Die Glasmalereien

In der Kirche Leutwil sind drei alte Scheiben aus dem 15. bis 17. Jahrhundert zu sehen. Im Zusammenhang mit dem Umbau der Kirche von 1897 wurde der Bestand um eine neue grosse Glasmalerei für das zentrale Fenster im Chor ergänzt (1897). Bei der 1963 abgeschlossenen Gesamtrenovation der Kirche wurden die alten Scheiben neu geordnet. Seither sind sie im linken bzw. rechten Chorseitenfenster und im nördlichen Langhausfenster platziert.

Die älteste Glasmalerei in der Kirche Leutwil von 1492, ein Fragment mit den beiden Apostelfiguren Petrus (links, mit Schlüssel) und Paulus (rechts, mit Schwert)

Das Fenster im Chor zeigt im typischen Stil der Zeit eine segnende Christusfigur. Mit dem goldenen Nimbus und den – interessanterweise nur an den Händen aufgezeichneten – Stigmata vermittelt sie einen leicht katholischen Anhauch. Auch darin zeigt sie eine gewisse Ähnlichkeit mit der Christusdarstellung im Chor der nahe gelegenen Kirche Reinach, die etwas früher (1888) von Friedrich Berbig geschaffen wurde.

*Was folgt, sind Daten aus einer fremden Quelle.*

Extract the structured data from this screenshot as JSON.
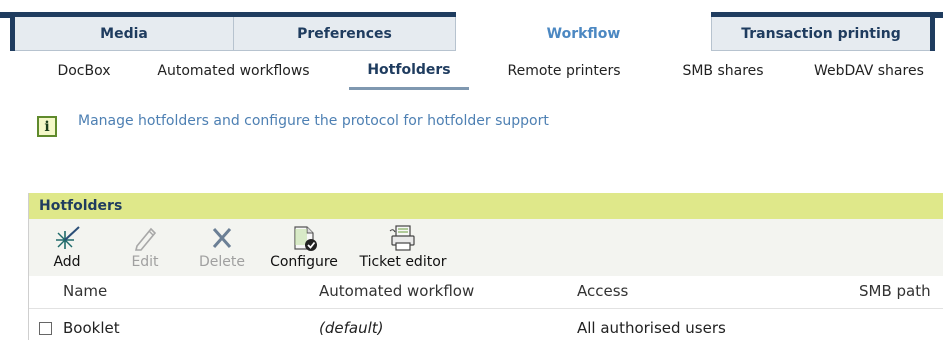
{
  "top_tabs": [
    {
      "label": "Media",
      "active": false
    },
    {
      "label": "Preferences",
      "active": false
    },
    {
      "label": "Workflow",
      "active": true
    },
    {
      "label": "Transaction printing",
      "active": false
    }
  ],
  "sub_tabs": [
    {
      "label": "DocBox",
      "active": false
    },
    {
      "label": "Automated workflows",
      "active": false
    },
    {
      "label": "Hotfolders",
      "active": true
    },
    {
      "label": "Remote printers",
      "active": false
    },
    {
      "label": "SMB shares",
      "active": false
    },
    {
      "label": "WebDAV shares",
      "active": false
    }
  ],
  "info": {
    "icon": "info-icon",
    "text": "Manage hotfolders and configure the protocol for hotfolder support"
  },
  "panel": {
    "title": "Hotfolders",
    "toolbar": [
      {
        "label": "Add",
        "icon": "add-sparkle-icon",
        "enabled": true
      },
      {
        "label": "Edit",
        "icon": "pencil-icon",
        "enabled": false
      },
      {
        "label": "Delete",
        "icon": "x-icon",
        "enabled": false
      },
      {
        "label": "Configure",
        "icon": "document-check-icon",
        "enabled": true
      },
      {
        "label": "Ticket editor",
        "icon": "ticket-printer-icon",
        "enabled": true
      }
    ],
    "columns": [
      "Name",
      "Automated workflow",
      "Access",
      "SMB path"
    ],
    "rows": [
      {
        "name": "Booklet",
        "workflow": "(default)",
        "access": "All authorised users"
      }
    ]
  },
  "colors": {
    "navy": "#1f3c5f",
    "tab_bg": "#e6ebf0",
    "active_blue": "#4c88c2",
    "header_yellow": "#dfe88a",
    "info_text": "#4e80b3"
  }
}
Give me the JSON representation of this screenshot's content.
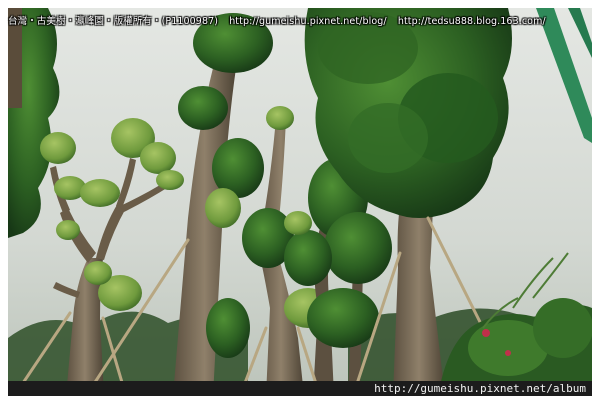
{
  "caption": {
    "text1": "台灣・古美樹・瀛峰園・版權所有・(P1100987)",
    "text2": "http://gumeishu.pixnet.net/blog/",
    "text3": "http://tedsu888.blog.163.com/"
  },
  "watermark": {
    "url": "http://gumeishu.pixnet.net/album"
  },
  "colors": {
    "sky": "#d8ddd8",
    "foliage_dark": "#1f4d1c",
    "foliage_mid": "#3e7a2a",
    "foliage_light": "#8fb552",
    "trunk": "#7a6a55",
    "bar": "#1c1c1c",
    "pole_green": "#2f8a5a"
  }
}
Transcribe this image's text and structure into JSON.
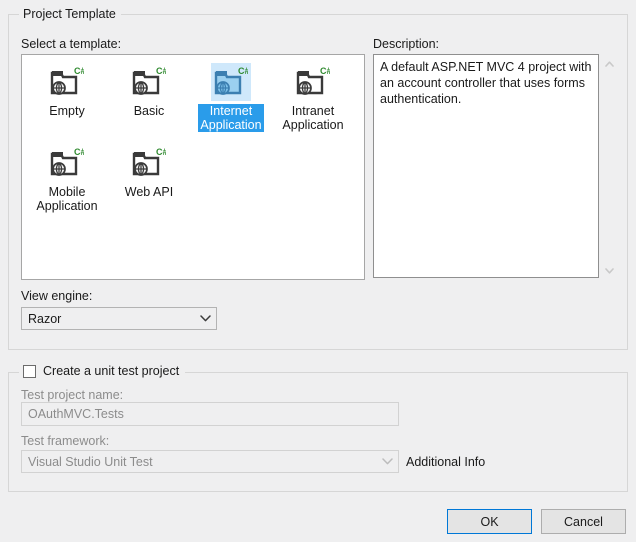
{
  "dialog": {
    "template_group_label": "Project Template",
    "select_template_label": "Select a template:",
    "description_label": "Description:",
    "description_text": "A default ASP.NET MVC 4 project with an account controller that uses forms authentication.",
    "view_engine_label": "View engine:",
    "view_engine_value": "Razor",
    "unit_test_checkbox_label": "Create a unit test project",
    "unit_test_checked": false,
    "test_project_name_label": "Test project name:",
    "test_project_name_value": "OAuthMVC.Tests",
    "test_framework_label": "Test framework:",
    "test_framework_value": "Visual Studio Unit Test",
    "additional_info_label": "Additional Info",
    "ok_label": "OK",
    "cancel_label": "Cancel"
  },
  "templates": [
    {
      "id": "empty",
      "label": "Empty",
      "icon": "csharp-web-project-icon",
      "selected": false
    },
    {
      "id": "basic",
      "label": "Basic",
      "icon": "csharp-web-project-icon",
      "selected": false
    },
    {
      "id": "internet-application",
      "label": "Internet\nApplication",
      "icon": "csharp-web-project-icon",
      "selected": true
    },
    {
      "id": "intranet-application",
      "label": "Intranet\nApplication",
      "icon": "csharp-web-project-icon",
      "selected": false
    },
    {
      "id": "mobile-application",
      "label": "Mobile\nApplication",
      "icon": "csharp-web-project-icon",
      "selected": false
    },
    {
      "id": "web-api",
      "label": "Web API",
      "icon": "csharp-web-project-icon",
      "selected": false
    }
  ],
  "icons": {
    "scroll_up": "▲",
    "scroll_down": "▼",
    "combo_chevron": "⌄",
    "csharp_badge": "C#"
  },
  "colors": {
    "selection_blue": "#2a9cea",
    "selection_icon_blue": "#cfe8fb",
    "focus_border_blue": "#0078d7",
    "dialog_background": "#efeff0",
    "csharp_green": "#2f8a2f",
    "disabled_text": "#8c8c8c"
  }
}
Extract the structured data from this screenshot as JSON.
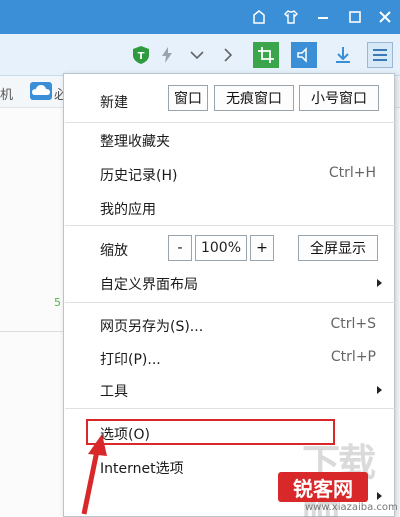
{
  "titlebar": {
    "icons": [
      "skin-icon",
      "shirt-icon",
      "minimize-icon",
      "restore-icon",
      "close-icon"
    ]
  },
  "toolbar": {
    "icons": [
      "shield-icon",
      "lightning-icon",
      "chevron-down-icon",
      "chevron-right-icon",
      "crop-icon",
      "sound-icon",
      "download-icon",
      "menu-icon"
    ]
  },
  "background": {
    "bookmark_text": "机",
    "bookmark_text2": "必",
    "green_text": "5"
  },
  "menu": {
    "new_label": "新建",
    "new_window": "窗口",
    "incognito_window": "无痕窗口",
    "small_window": "小号窗口",
    "organize_favorites": "整理收藏夹",
    "history": "历史记录(H)",
    "history_shortcut": "Ctrl+H",
    "my_apps": "我的应用",
    "zoom_label": "缩放",
    "zoom_minus": "-",
    "zoom_value": "100%",
    "zoom_plus": "+",
    "fullscreen": "全屏显示",
    "custom_layout": "自定义界面布局",
    "save_as": "网页另存为(S)...",
    "save_shortcut": "Ctrl+S",
    "print": "打印(P)...",
    "print_shortcut": "Ctrl+P",
    "tools": "工具",
    "options": "选项(O)",
    "internet_options": "Internet选项"
  },
  "watermark": {
    "big": "下载吧",
    "red": "锐客网",
    "url": "www.xiazaiba.com"
  },
  "colors": {
    "titlebar": "#3a8fd6",
    "highlight": "#d8282a"
  }
}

Christus auf einem mit Blumen geschmückten Wiesenstück und vor blau damasziertem Sternenhimmel und goldenen Sternen schreitet nach vorn aus, mit segnend erhobenen Händen, das im nazarenischen Stil weichgezeichnete, milde Gesicht dem Betrachter in der Kirche zugewandt. Zur Verdeutlichung des Transzendenten («Überschreiten») reichen die Hände Christi über den Rahmen des Bildes hinaus – ein häufig gebrauchtes Stilmittel, um dieses Überschreiten, Übersteigen auch bildlich darzustellen, hier im Sinne, dass dem Wirken dieser Händen keine (irdischen) Grenzen gesetzt sind. Zuoberst finden sich goldene Rankenornamente als Verzierung im masswerkartig gestalteten oberen Teil der Glasmalerei.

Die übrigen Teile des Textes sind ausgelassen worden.